O HOMEM QUE FALOU COM DEUS 

Era noite sem lua. 

Deitado sobre a relva, mãos sob a cabeça, o Homem contemplou o firmamento cintilante de estrelas. 

Começou a pensar na hipótese de viver somente o lado bom da vida.

Será que seria bom? - pensou - Será que seria? Deu asas à imaginação e terminou adormecendo. Sonhou que estava na presença de Deus. 

Sonho meio atrevido, mas não dependeu de sua vontade. Ele, o Homem, resmungão por natureza, reclamava de tudo e de todos. Até mesmo do Criador. 

Viu-se de repente diante daquele que tudo pode. 

Aproveitou para fazer sua reclamaçãozinha. 

Alegou que já havia sofrido bastante e considerava coberta sua cota de sacrifícios. 

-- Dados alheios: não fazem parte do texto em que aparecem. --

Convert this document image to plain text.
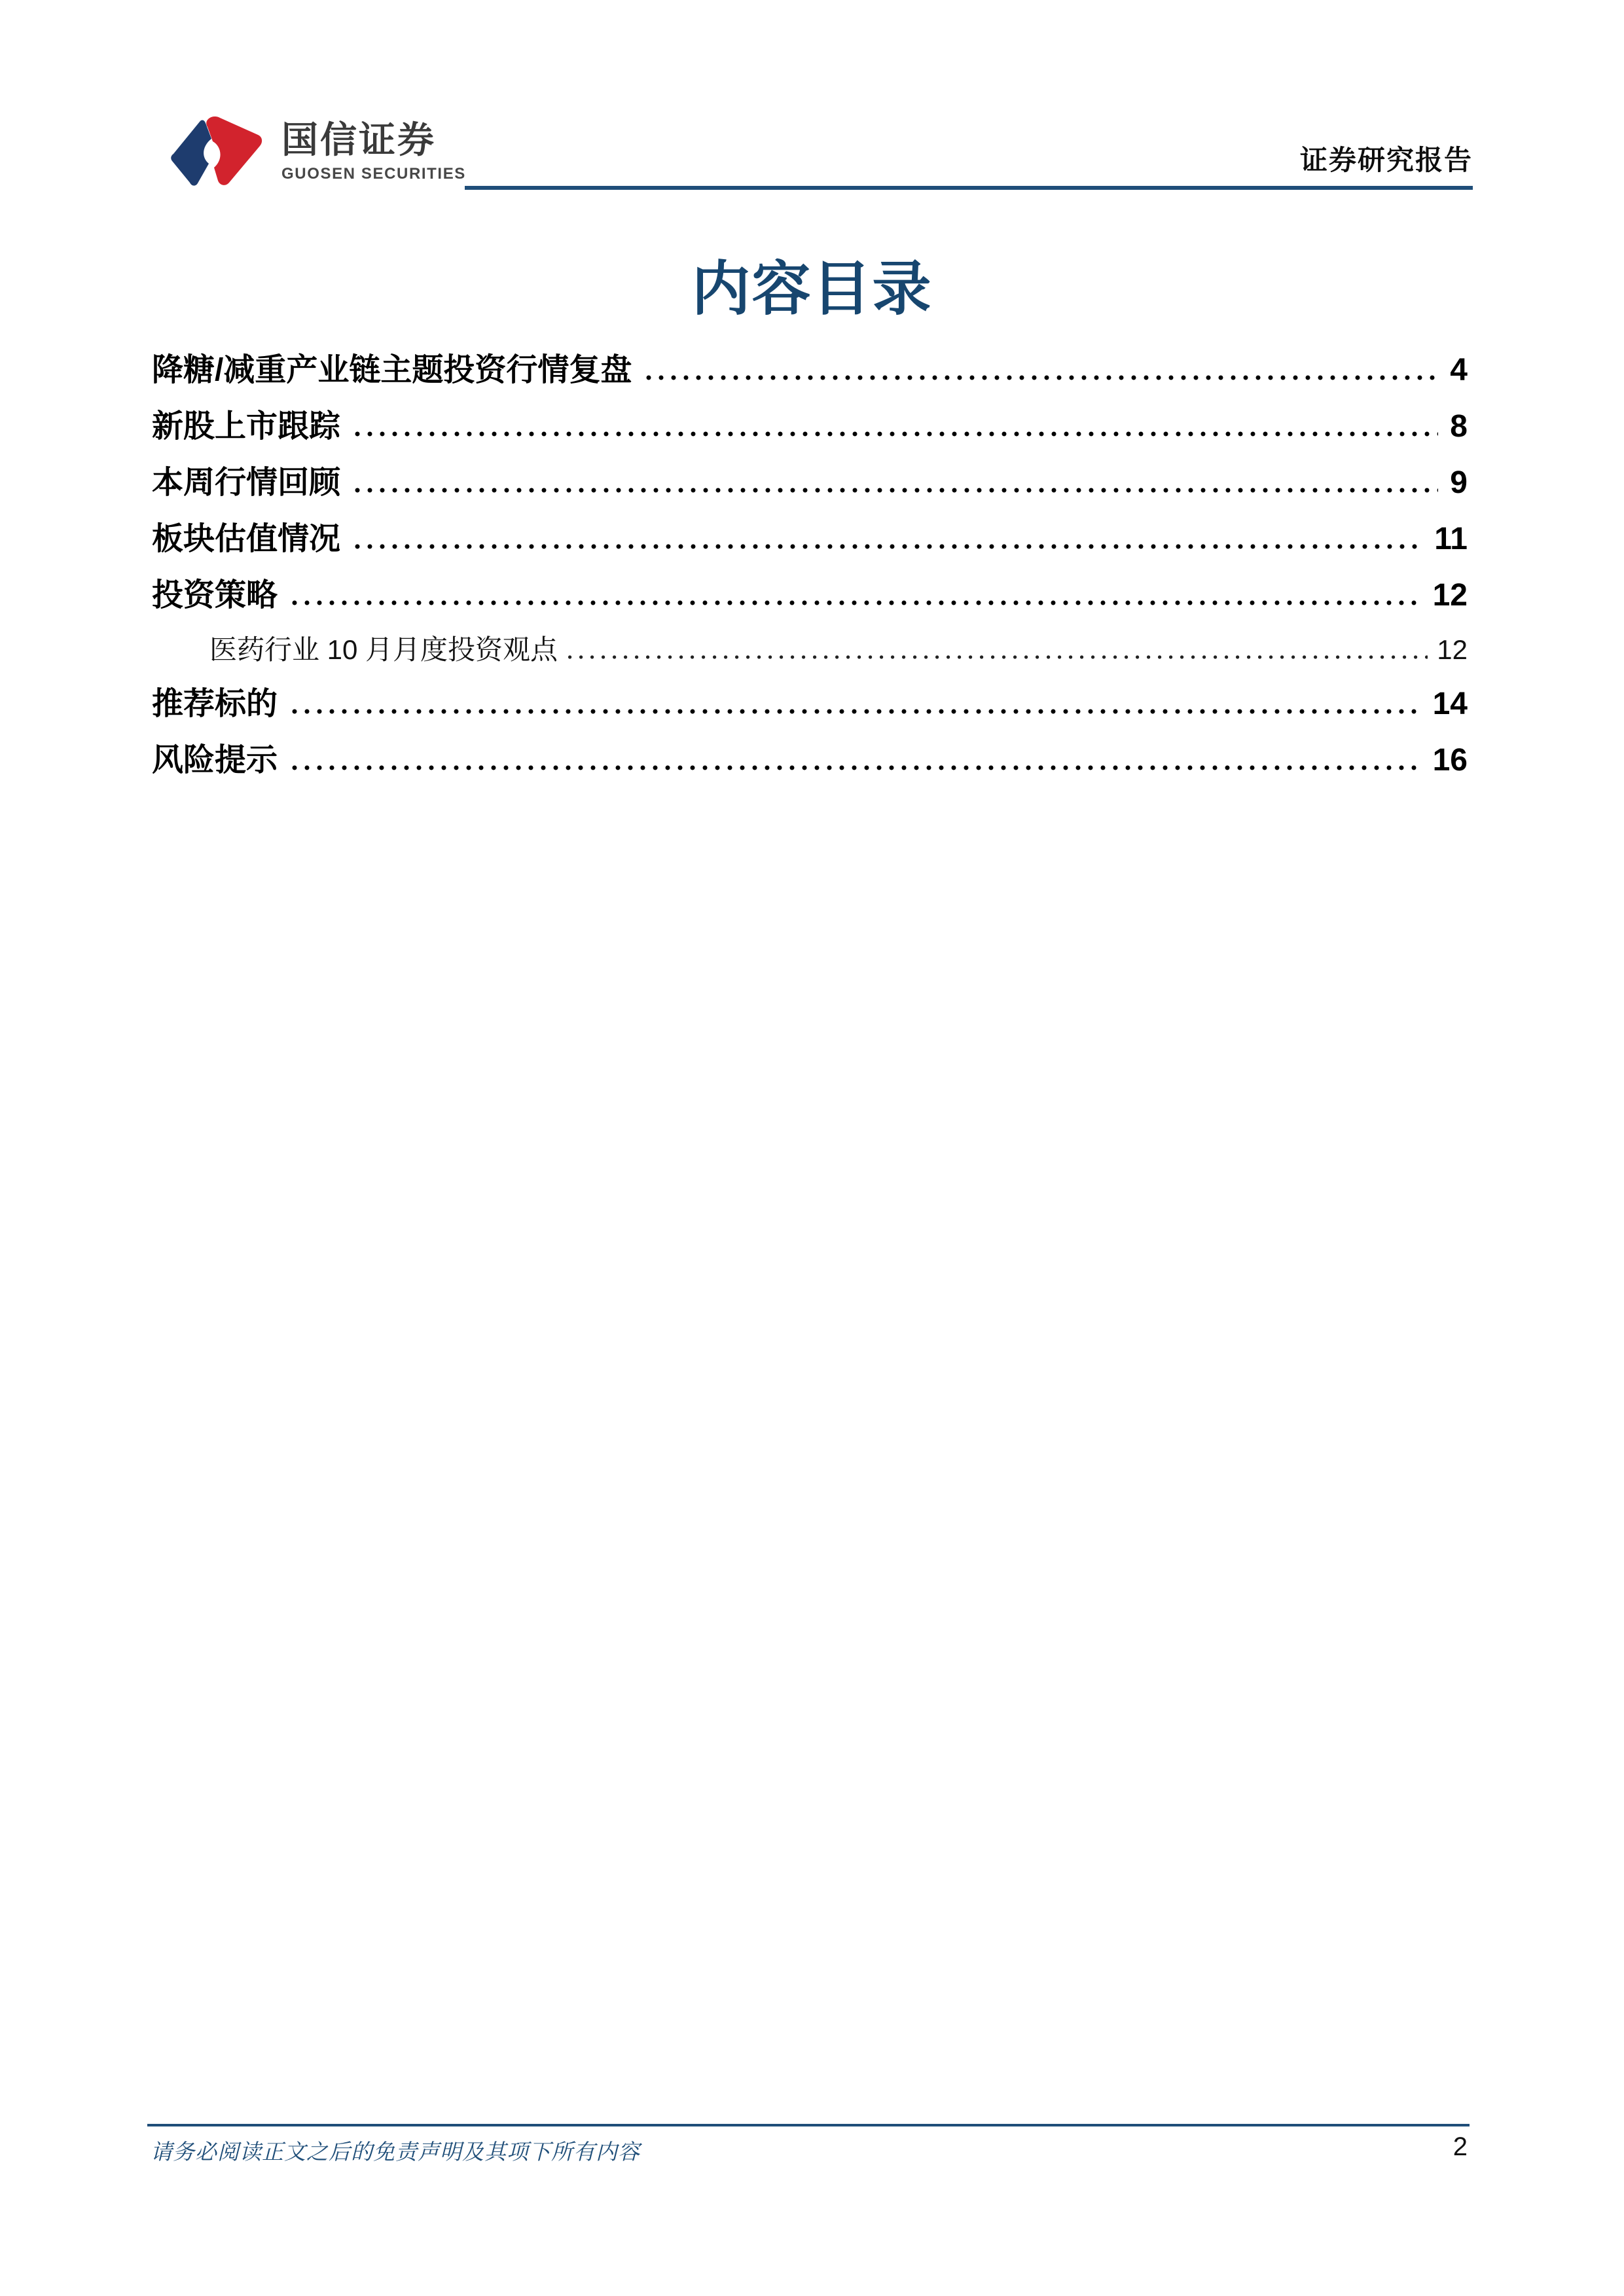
国信证券
GUOSEN SECURITIES	证券研究报告
内容目录
降糖/减重产业链主题投资行情复盘	4
新股上市跟踪	8
本周行情回顾	9
板块估值情况	11
投资策略	12
医药行业 10 月月度投资观点	12
推荐标的	14
风险提示	16
请务必阅读正文之后的免责声明及其项下所有内容	2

Pedia que dali por diante sua existência fosse constituída somente do lado bom: os prazeres. 

No sonho, Deus o encarou e disse em tom de brincadeira (Deus, às vezes,
brinca com seu filho, o Homem):

Está bem. Vá e viva como pede. E esboçou um sorriso complacente. 

Pela primeira vez na Terra, o Homem teve a vida que pediu a Deus. 

Livrou-se de tudo o que não gostava. 

Seus sentidos foram largamente contemplados: o olfato, a vista, o paladar, o tato e a audição. 

Os instintos se exacerbaram em total plenitude. 

A imaginação deu cambalhotas no espaço e viajou pelo infinito. 

O Homem se viu mergulhado num oceano de prazer e de gozo inimagináveis. 

Saciou-se até a medula! 

Coisa estranha: dentro de algum tempo ele começou a se sentir saturado de tanta felicidade e a não mais se excitar com qualquer tipo de prazer. 

Um jardim florido, que tanto lhe agradava antes, perdeu a graça. 

Um arco-íris ou até mesmo a deslumbrante aurora boreal, não mais o sensibilizavam.

O gorjeio dum passarinho ou os doces acordes da melodia celestial que lhe
chegavam aos ouvidos, nada significavam para ele. 

O Homem estava enfastiado dos gozos da vida. 

Angustiado, embrutecido, entediado e aflito: 

Ainda sonhando, voltou à presença de Deus e implorou de joelhos, compungido,
contrito, que lhe retirasse aquele privilégio.

Queria voltar a viver em plena harmonia dos contrastes: o bem e o mal, o feio e o belo, o claro e o escuro, o prazer e a dor, o riso e o pranto, o fel e o mel, a vida e a morte. 

Deus, então, num gesto a mais de brandura, perdoou-lhe as extravagâncias. 

O Homem despertou feliz, no mesmo lugar sobre a relva. 

Deslumbrou-se com as estrelas que coruscavam lá no céu. 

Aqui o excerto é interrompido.